A menos de dez dias para o Natal, o comércio colombense vive uma dualidade de sentimentos diante deste período do ano. Historicamente, dezembro é o mês de ápice nas vendas, mas a crise econômica e a pandemia do novo coronavírus deixam dúvidas sobre o movimento de clientes e valor financeiro que será gasto pelas pessoas em momento tão incerto de nossas vidas. 

Nossa reportagem circulou por diversos comércios da cidade, em especial dos principais centros comerciais, como os bairros do Maracanã, Guaraituba e São Gabriel. 

Entre os ambulantes e comerciantes de pequenos negócios, a sensação é de uma queda vertiginosa no movimento. A vendedora Jeniffer Daniela, que trabalha em uma loja de vestuário a preços populares, não demonstrou otimismo. “Já trabalho há bastante tempo com vendas e tem sido o dezembro com menos movimento que já tivemos. Acredito que melhore nos próximos dias, mas ainda assim vai ser uma diferença bem grande em relação a outros anos”, afirmou. O empresário Felipe Guebur Junior, proprietário de uma tradicional loja de artigos esportivos no Maracanã, compartilha da projeção pessimista. “O movimento está abaixo do esperado. Vai dar uma aumentada até o Natal, mas não vai ser como nos últimos anos”, opinou, ressaltando a falta de alguns produtos. “Está faltando mercadoria, porque os fornecedores alegam que está faltando matéria prima dos produtos”. explica.

O ambulante Gil dos Santos, que atua no comércio de rua há mais de vinte anos, observou a baixa movimentação de pessoas na primeira quinzena de dezembro. “Por enquanto, ainda está bem fraco. Não sei se é por causa da pandemia ou da economia, mas ainda não sentimos o mês de dezembro como é nos outros anos. Parece um mês normal de comércio. Nossa esperança é a partir do dia 20. Ainda tenho uma expectativa positiva”, disse Gil.

Visão positiva

Apesar da sensação negativa geral, há aqueles que têm obtido bons resultados, especialmente nas grandes redes de lojas varejistas. Fábio Camargo, gerente de uma rede moveleira, comemorou as boas vendas no mês de novembro e no início de dezembro. “Devido à black friday do mês de novembro, em que tivemos muitas vendas, houve uma pequena queda, mas não dá pra reclamar. Estamos conseguindo vender bem, graças a Deus”, conta. O profissional também destacou a falta de produtos. “Apesar da falta de produtos que está tendo, pela falta de matéria-prima de alguns setores, estamos bem otimistas.
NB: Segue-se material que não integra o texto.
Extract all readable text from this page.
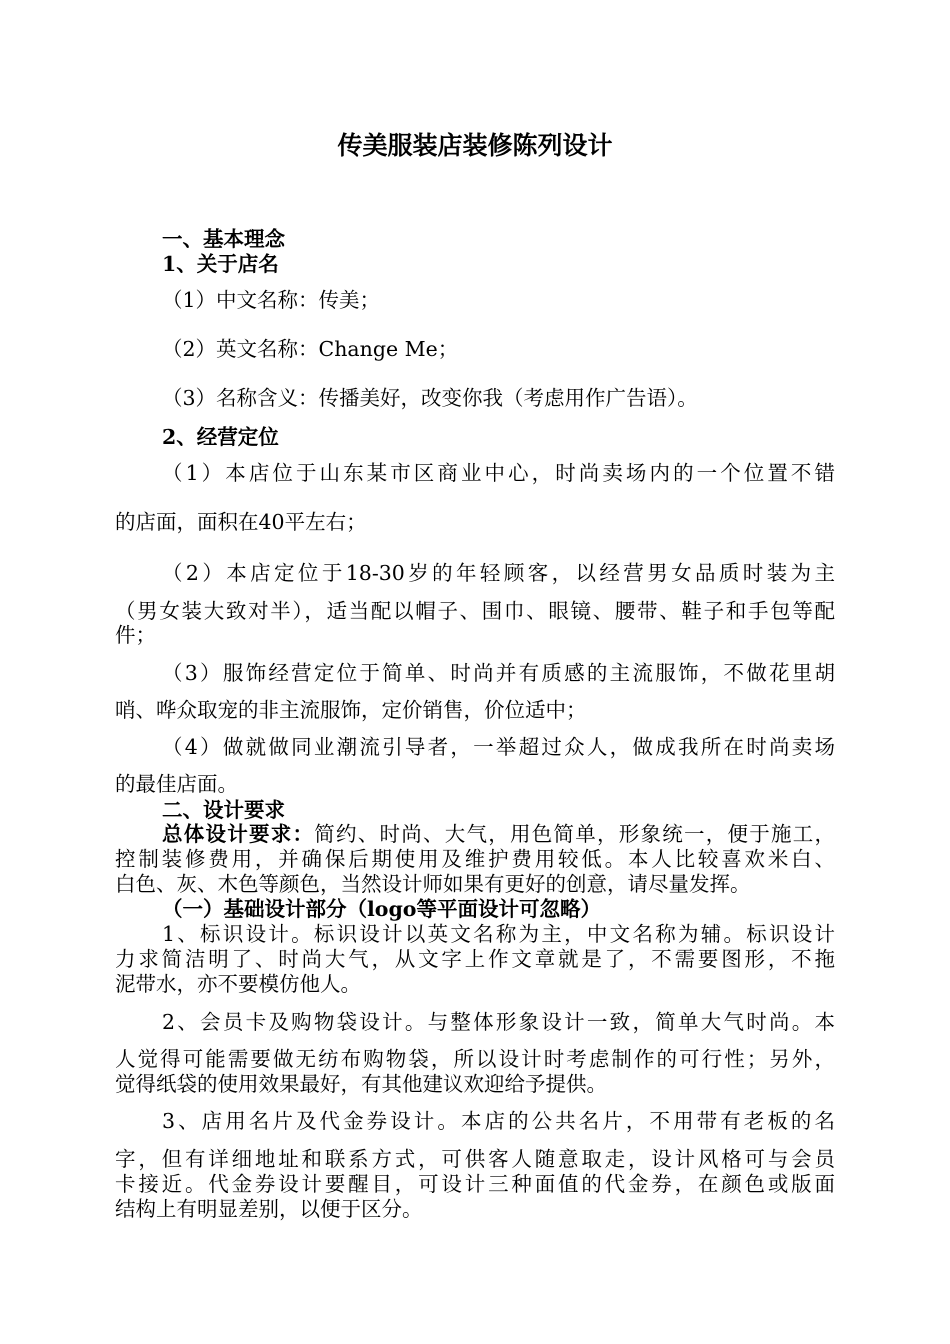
传美服装店装修陈列设计
一、基本理念
1、关于店名
（1）中文名称：传美；
（2）英文名称：Change Me；
（3）名称含义：传播美好，改变你我（考虑用作广告语）。
2、经营定位
（1）本店位于山东某市区商业中心，时尚卖场内的一个位置不错
的店面，面积在40平左右；
（2）本店定位于18-30岁的年轻顾客，以经营男女品质时装为主
（男女装大致对半），适当配以帽子、围巾、眼镜、腰带、鞋子和手包等配
件；
（3）服饰经营定位于简单、时尚并有质感的主流服饰，不做花里胡
哨、哗众取宠的非主流服饰，定价销售，价位适中；
（4）做就做同业潮流引导者，一举超过众人，做成我所在时尚卖场
的最佳店面。
二、设计要求
总体设计要求：简约、时尚、大气，用色简单，形象统一，便于施工，
控制装修费用，并确保后期使用及维护费用较低。本人比较喜欢米白、
白色、灰、木色等颜色，当然设计师如果有更好的创意，请尽量发挥。
（一）基础设计部分（logo等平面设计可忽略）
1、标识设计。标识设计以英文名称为主，中文名称为辅。标识设计
力求简洁明了、时尚大气，从文字上作文章就是了，不需要图形，不拖
泥带水，亦不要模仿他人。
2、会员卡及购物袋设计。与整体形象设计一致，简单大气时尚。本
人觉得可能需要做无纺布购物袋，所以设计时考虑制作的可行性；另外，
觉得纸袋的使用效果最好，有其他建议欢迎给予提供。
3、店用名片及代金券设计。本店的公共名片，不用带有老板的名
字，但有详细地址和联系方式，可供客人随意取走，设计风格可与会员
卡接近。代金券设计要醒目，可设计三种面值的代金券，在颜色或版面
结构上有明显差别，以便于区分。
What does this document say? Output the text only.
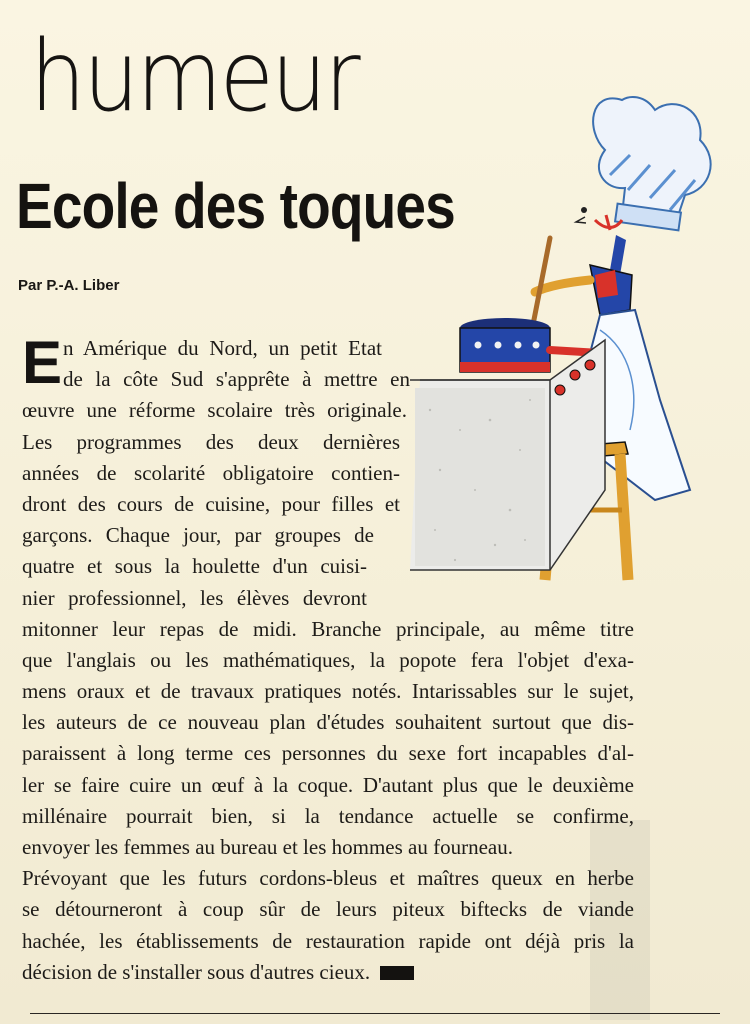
humeur
Ecole des toques
Par P.-A. Liber
E n Amérique du Nord, un petit Etat
de la côte Sud s'apprête à mettre en
œuvre une réforme scolaire très originale.
Les programmes des deux dernières
années de scolarité obligatoire contien-
dront des cours de cuisine, pour filles et
garçons. Chaque jour, par groupes de
quatre et sous la houlette d'un cuisi-
nier professionnel, les élèves devront
mitonner leur repas de midi. Branche principale, au même titre
que l'anglais ou les mathématiques, la popote fera l'objet d'exa-
mens oraux et de travaux pratiques notés. Intarissables sur le sujet,
les auteurs de ce nouveau plan d'études souhaitent surtout que dis-
paraissent à long terme ces personnes du sexe fort incapables d'al-
ler se faire cuire un œuf à la coque. D'autant plus que le deuxième
millénaire pourrait bien, si la tendance actuelle se confirme,
envoyer les femmes au bureau et les hommes au fourneau.
Prévoyant que les futurs cordons-bleus et maîtres queux en herbe
se détourneront à coup sûr de leurs piteux biftecks de viande
hachée, les établissements de restauration rapide ont déjà pris la
décision de s'installer sous d'autres cieux.
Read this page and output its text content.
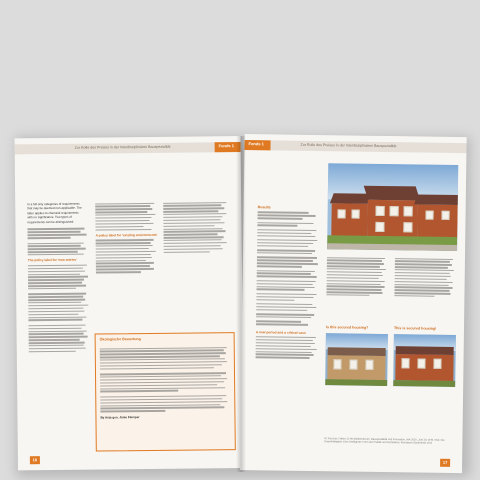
Zur Rolle des Preises in der Interdisziplinären Bauspezialität	Fonds 1
In a full only categories of requirements
that may be deemed non-applicable. The
latter applies to chemical requirements
with no significance. Two types of
requirements can be distinguished:
The policy label for 'new entries'
A policy label for 'existing environments'
Ökologische Bewertung
By Anja gen. Janie Flemper
16
Fonds 1	Zur Rolle des Preises in der Interdisziplinären Bauspezialität
Results
A new period and a critical case
Is this secured housing?	This is secured housing!
M. Kreuzer, Faktor 12 Architektenforum, Bauspezialität und Innovation, WA 2020, Juni 20; W.M. Reif, Die Dauerhaftigkeit: Eine intelligente Form der Praktik und Architektur, Kienbaum Sonderheft 2011
17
A região do Maracanã também ajuda, tem vários lojistas, e isso acaba ajudando a atrair o cliente”, acrescentou. 

Outro ponto comercial importante do município também confia em um bom resultado final. O Colombo Park Shopping considerou o movimento no local suficiente, apesar das previsões que apontavam o contrário. “Vivemos um momento de retomada gradual da economia, e apesar de estarmos em um ano atípico, o movimento tem apresentado uma crescente. Estamos otimistas, mesmo diante de todas as restrições que estamos vivendo, acreditamos que nas últimas semanas teremos um aumento significativo de clientes, sendo o melhor mês do ano”, afirmou Ana Drongek, superintendente do estabelecimento, que preparou uma série de ações voltadas ao Natal, pautadas nas recomendações dos órgãos sanitários. “Aumentamos nossas mídias, falando sobre todos os nossos protocolos de prevenção. Somos um local seguro para a família passear, controlamos o acesso de clientes. Além da nossa decoração de natal. Iluminamos nossa entrada em parceria com a Empalux, o Papai Noel também está aqui, mas de maneira virtual, e temos várias lojas com preços acessíveis, além de novas operações que chegaram para agradar a todos”, destaca. 

Projeção

Apesar de todos os problemas causados pela pandemia do novo coronavírus, a projeção da Confederação Nacional do Comércio de Bens, Serviços e Turismo (CNC) é de alta. A previsão é de um aumento de 3,4% nas vendas em relação ao ano anterior, um crescimento que será o maior desde 2017, caso confirmado. Segundo a CNC, um dos principais fatores para o aumento das vendas, é a ampliação do comércio online por parte dos comerciantes. A expectativa é de um aumento de 64% nas vendas desta modalidade, comparando com o ano de 2019. “O Natal deve trazer alguma recuperação ao setor, mas 2021 terá um cenário difícil, de lenta recuperação”, avaliou o presidente da entidade, José Roberto Tadros. Além disso, apesar do aumento nas vendas, a projeção é de queda de até 20% nos números de vagas temporárias no mercado de trabalho.